ヘンショ−理論調査のため放射線防護委員会が動く

電力線周辺に汚染物質は本当に集まるのか?

ヘンショ−の仮説理論とは
 英国ブリストル(Bristol)大学の物理学者デニス・ヘンショ−(Denis Henshaw)は「高圧線の電荷が汚染物質を吸い寄せるため、それらの汚染物質が人間の皮膚や肺の中に蓄積され小児白血病や肺がんなどの原因になる」という説を主張している。
 英国の権威機関であるNRPB(放射線防護委員会)はこのヘンショ−の仮説の究明に正式に乗り出した。
 5年前、NRPBはヘンショ−理論に対し“信じがたい”とか“まったくの推測”とはねつけていた。
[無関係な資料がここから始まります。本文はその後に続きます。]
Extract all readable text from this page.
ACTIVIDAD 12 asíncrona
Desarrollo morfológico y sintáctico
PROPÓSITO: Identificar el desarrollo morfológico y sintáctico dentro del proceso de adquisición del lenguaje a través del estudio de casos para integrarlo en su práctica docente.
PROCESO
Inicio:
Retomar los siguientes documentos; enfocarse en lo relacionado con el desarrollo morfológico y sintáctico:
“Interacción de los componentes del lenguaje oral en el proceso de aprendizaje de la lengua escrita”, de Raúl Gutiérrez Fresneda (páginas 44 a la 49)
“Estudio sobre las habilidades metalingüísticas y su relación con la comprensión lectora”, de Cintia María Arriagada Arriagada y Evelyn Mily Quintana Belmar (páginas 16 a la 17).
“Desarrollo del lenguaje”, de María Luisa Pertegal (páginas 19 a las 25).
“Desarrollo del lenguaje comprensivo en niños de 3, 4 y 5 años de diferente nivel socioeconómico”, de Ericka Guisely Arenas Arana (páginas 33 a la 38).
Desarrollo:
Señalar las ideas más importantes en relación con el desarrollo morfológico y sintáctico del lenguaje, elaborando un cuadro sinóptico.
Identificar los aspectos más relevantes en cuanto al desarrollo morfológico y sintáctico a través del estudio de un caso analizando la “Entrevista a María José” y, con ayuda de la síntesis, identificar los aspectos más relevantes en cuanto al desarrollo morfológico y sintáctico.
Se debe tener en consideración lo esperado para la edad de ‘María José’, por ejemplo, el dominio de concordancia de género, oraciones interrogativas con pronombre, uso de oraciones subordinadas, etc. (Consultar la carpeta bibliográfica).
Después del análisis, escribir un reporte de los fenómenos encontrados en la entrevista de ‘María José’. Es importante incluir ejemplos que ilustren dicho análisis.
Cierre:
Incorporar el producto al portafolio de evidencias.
それからするとこれは今後への大きな変化を意味する。
 ヘンショ−理論によれば、送電線の電場が汚染物質を周辺に集めることで年間4百人が肺がんになる、という。

5人の委員会を設置
 NRPBが設置した正式な委員会は5人から成り「ヘンショ−理論の評価にはどんな研究調査が必要か」を助言することを目的にしている。5人のメンバ−はノッティンガム大の名誉物理学教授ロ−リ−・チャリス(Lawrie Challis)、サザンプトン大のアドゥリアン・ベイリ−(Adrian Bailey)、サ−リ−大のウィリアム・ゲレットゥリ−(William Gelletly)、それにNRPBスタッフのマイケル・クラ−ク(Michael Clark)とジョン・マイルズ(Jon Miles)で、ロ−リ−・チャリスが座長。
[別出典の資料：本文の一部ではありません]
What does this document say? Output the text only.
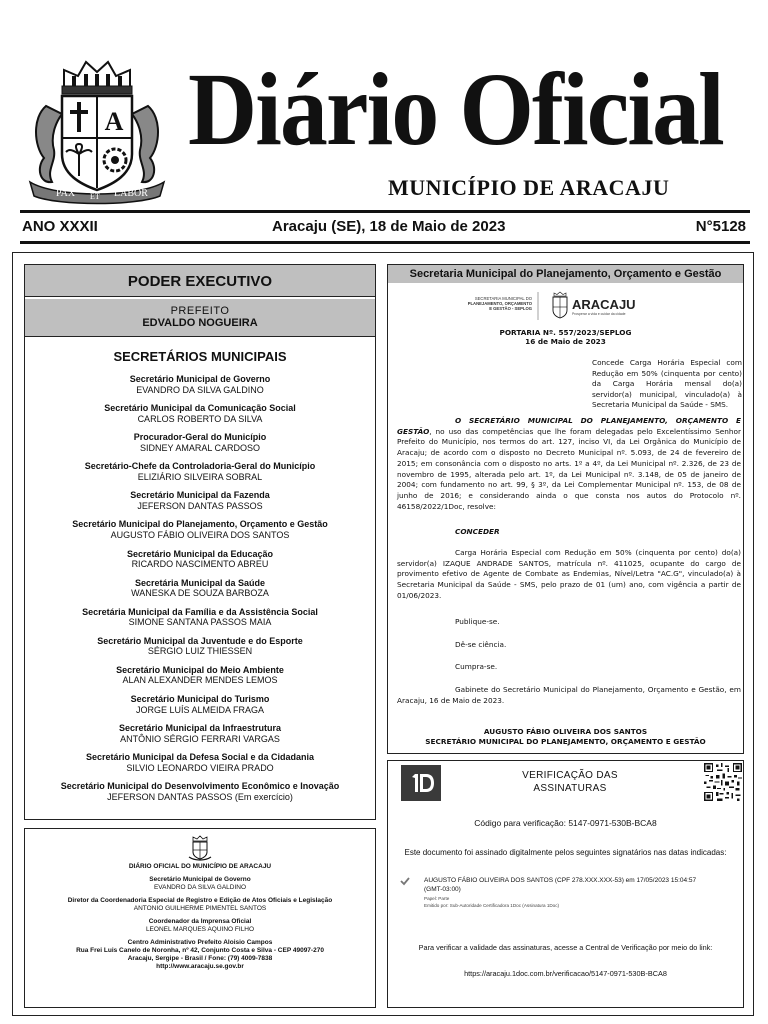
A
PAX ET LABOR
Diário Oficial
MUNICÍPIO DE ARACAJU
ANO XXXII	Aracaju (SE), 18 de Maio de 2023	N°5128
PODER EXECUTIVO
PREFEITO
EDVALDO NOGUEIRA
SECRETÁRIOS MUNICIPAIS
Secretário Municipal de Governo
EVANDRO DA SILVA GALDINO
Secretário Municipal da Comunicação Social
CARLOS ROBERTO DA SILVA
Procurador-Geral do Município
SIDNEY AMARAL CARDOSO
Secretário-Chefe da Controladoria-Geral do Município
ELIZIÁRIO SILVEIRA SOBRAL
Secretário Municipal da Fazenda
JEFERSON DANTAS PASSOS
Secretário Municipal do Planejamento, Orçamento e Gestão
AUGUSTO FÁBIO OLIVEIRA DOS SANTOS
Secretário Municipal da Educação
RICARDO NASCIMENTO ABREU
Secretária Municipal da Saúde
WANESKA DE SOUZA BARBOZA
Secretária Municipal da Família e da Assistência Social
SIMONE SANTANA PASSOS MAIA
Secretário Municipal da Juventude e do Esporte
SÉRGIO LUIZ THIESSEN
Secretário Municipal do Meio Ambiente
ALAN ALEXANDER MENDES LEMOS
Secretário Municipal do Turismo
JORGE LUÍS ALMEIDA FRAGA
Secretário Municipal da Infraestrutura
ANTÔNIO SÉRGIO FERRARI VARGAS
Secretário Municipal da Defesa Social e da Cidadania
SILVIO LEONARDO VIEIRA PRADO
Secretário Municipal do Desenvolvimento Econômico e Inovação
JEFERSON DANTAS PASSOS (Em exercício)
DIÁRIO OFICIAL DO MUNICÍPIO DE ARACAJU
Secretário Municipal de Governo
EVANDRO DA SILVA GALDINO
Diretor da Coordenadoria Especial de Registro e Edição de Atos Oficiais e Legislação
ANTONIO GUILHERME PIMENTEL SANTOS
Coordenador da Imprensa Oficial
LEONEL MARQUES AQUINO FILHO
Centro Administrativo Prefeito Aloisio Campos
Rua Frei Luis Canelo de Noronha, nº 42, Conjunto Costa e Silva - CEP 49097-270
Aracaju, Sergipe - Brasil / Fone: (79) 4009-7838
http://www.aracaju.se.gov.br
Secretaria Municipal do Planejamento, Orçamento e Gestão
SECRETARIA MUNICIPAL DO
PLANEJAMENTO, ORÇAMENTO
E GESTÃO - SEPLOG	ARACAJU
Prosperar a vida e cuidar da cidade
PORTARIA Nº. 557/2023/SEPLOG
16 de Maio de 2023
Concede Carga Horária Especial com Redução em 50% (cinquenta por cento) da Carga Horária mensal do(a) servidor(a) municipal, vinculado(a) à Secretaria Municipal da Saúde - SMS.
O SECRETÁRIO MUNICIPAL DO PLANEJAMENTO, ORÇAMENTO E GESTÃO, no uso das competências que lhe foram delegadas pelo Excelentíssimo Senhor Prefeito do Município, nos termos do art. 127, inciso VI, da Lei Orgânica do Município de Aracaju; de acordo com o disposto no Decreto Municipal nº. 5.093, de 24 de fevereiro de 2015; em consonância com o disposto no arts. 1º a 4º, da Lei Municipal nº. 2.326, de 23 de novembro de 1995, alterada pelo art. 1º, da Lei Municipal nº. 3.148, de 05 de janeiro de 2004; com fundamento no art. 99, § 3º, da Lei Complementar Municipal nº. 153, de 08 de junho de 2016; e considerando ainda o que consta nos autos do Protocolo nº. 46158/2022/1Doc, resolve:
CONCEDER
Carga Horária Especial com Redução em 50% (cinquenta por cento) do(a) servidor(a) IZAQUE ANDRADE SANTOS, matrícula nº. 411025, ocupante do cargo de provimento efetivo de Agente de Combate as Endemias, Nível/Letra "AC.G", vinculado(a) à Secretaria Municipal da Saúde - SMS, pelo prazo de 01 (um) ano, com vigência a partir de 01/06/2023.
Publique-se.
Dê-se ciência.
Cumpra-se.
Gabinete do Secretário Municipal do Planejamento, Orçamento e Gestão, em Aracaju, 16 de Maio de 2023.
AUGUSTO FÁBIO OLIVEIRA DOS SANTOS
SECRETÁRIO MUNICIPAL DO PLANEJAMENTO, ORÇAMENTO E GESTÃO
1D
VERIFICAÇÃO DAS ASSINATURAS
Código para verificação: 5147-0971-530B-BCA8
Este documento foi assinado digitalmente pelos seguintes signatários nas datas indicadas:
AUGUSTO FÁBIO OLIVEIRA DOS SANTOS (CPF 278.XXX.XXX-53) em 17/05/2023 15:04:57
(GMT-03:00)
Papel: Parte
Emitido por: Sub-Autoridade Certificadora 1Doc (Assinatura 1Doc)
Para verificar a validade das assinaturas, acesse a Central de Verificação por meio do link:
https://aracaju.1doc.com.br/verificacao/5147-0971-530B-BCA8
 5人委員会は2001年9月に第1回を開いたが、何回かの会合後NRPB内のド−ル委員会(AGNIR=非電離放射線諮問小委員会)に報告をする。それを受けたド−ル委員会は疫学調査と実験的証拠がヘンショ−理論を支持するかどうかを決める。
 ヘンショ−はこの一連の動きに喜ぶと同時に5人委員会に汚染問題の専門家が一人もいないことに失望もしている、と語っている。